Paper No. 7
Presentation Time: 3:40 PM
NEW CHRONOSTRATIGRAPHIC WORK ON HOLOCENE COLORADO RIVER ALLUVIUM HOSTING CULTURAL SITES IN GRAND CANYON NATIONAL PARK—A RECORD OF CUT-AND-FILL CYCLES OR OF INCREMENTAL FLOODING?
Luminescence and radiocarbon geochronology of Colorado River deposits in Grand Canyon National Park, Arizona, provides new insight into the style and timing of alluviation at three important cultural sites. Preliminary OSL (optically stimulated luminescence) ages indicate these preserved terrace deposits are roughly coeval between distinct cultural areas of eastern and western Grand Canyon. Results also indicate the record is longer than previously thought, with deposition beginning in the early Holocene before Archaic peoples' arrival in the Canyon, and continuing intermittently until sometime after Late Formative (Pueblo II) cultures occupied terraces along the river. These PII sites were buried by one or a few major overbank flood deposits before terrace deposition ceased and the river apparently entered its historic erosional regime.
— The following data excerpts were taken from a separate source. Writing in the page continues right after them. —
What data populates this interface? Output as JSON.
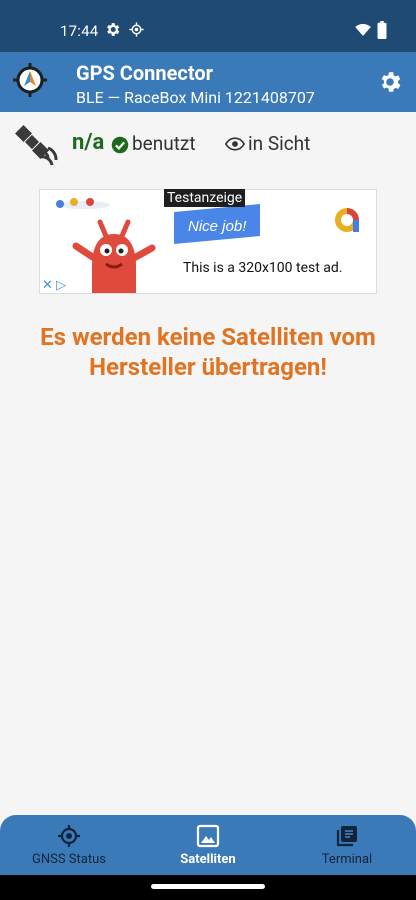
{
  "status_bar": {
    "time": "17:44",
    "icons": [
      "gear-icon",
      "gps-fix-icon",
      "wifi-icon",
      "battery-icon"
    ]
  },
  "app_bar": {
    "title": "GPS Connector",
    "subtitle": "BLE — RaceBox Mini 1221408707",
    "icons": [
      "app-logo",
      "settings-gear-icon"
    ]
  },
  "satellite_status": {
    "used_count": "n/a",
    "used_label": "benutzt",
    "visible_label": "in Sicht"
  },
  "ad": {
    "tag": "Testanzeige",
    "headline": "Nice job!",
    "text": "This is a 320x100 test ad."
  },
  "message": "Es werden keine Satelliten vom Hersteller übertragen!",
  "bottom_nav": {
    "items": [
      {
        "label": "GNSS Status",
        "icon": "gnss-status-icon"
      },
      {
        "label": "Satelliten",
        "icon": "satellite-image-icon",
        "active": true
      },
      {
        "label": "Terminal",
        "icon": "terminal-library-icon"
      }
    ]
  },
  "colors": {
    "status_bar": "#1e4a73",
    "app_bar": "#3b7ab8",
    "message": "#e07422",
    "used_count": "#1c6b1c",
    "background": "#f5f5f5"
  }
}
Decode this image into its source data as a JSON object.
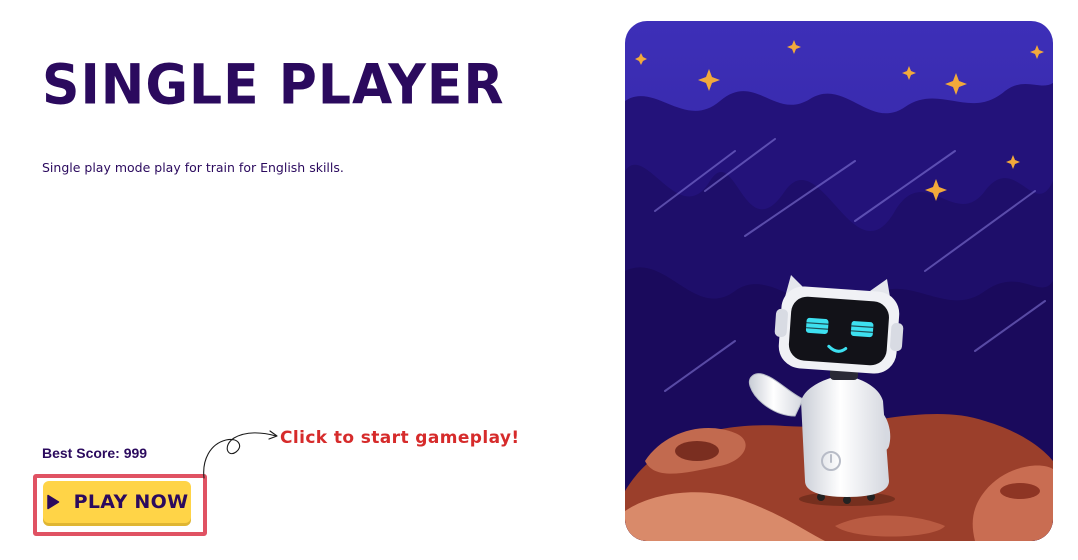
{
  "header": {
    "title": "SINGLE PLAYER",
    "description": "Single play mode play for train for English skills."
  },
  "score": {
    "label": "Best Score: 999"
  },
  "actions": {
    "play_label": "PLAY NOW",
    "play_icon": "play-icon"
  },
  "annotation": {
    "text": "Click to start gameplay!",
    "color": "#d62b2b"
  },
  "hero": {
    "scene": "robot-on-planet-illustration"
  },
  "colors": {
    "brand": "#2b0a5e",
    "button": "#ffd447",
    "highlight": "#e05263"
  }
}
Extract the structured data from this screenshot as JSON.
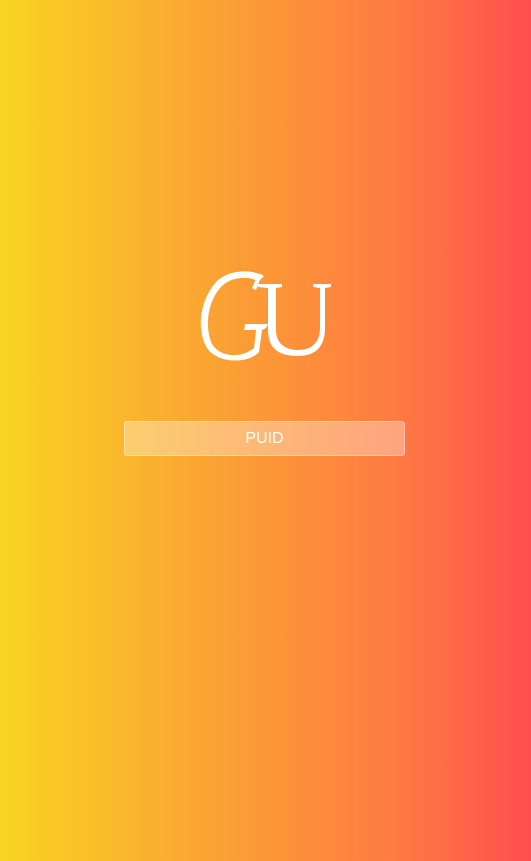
{
  "logo": {
    "text": "GU",
    "icon": "gu-logo-icon"
  },
  "login": {
    "puid_placeholder": "PUID",
    "puid_value": ""
  },
  "colors": {
    "gradient_left": "#f9d423",
    "gradient_right": "#ff4e50",
    "field_text": "#ffffff"
  }
}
Previous researchers described the stratigraphy as a series of inset cut-and-fills with overall lowering of river grade beginning before PII time. However, inset buttress unconformities have not been conclusively observed. Alternatively, other previous researchers have interpreted the deposits as a more continuous stack, recording deposition of increasingly large floods throughout the Holocene. The refined luminescence and radiocarbon geochronology will provide a test of these two hypotheses relating to the fundamental river behavior and processes that formed the context for cultural activity along the river corridor.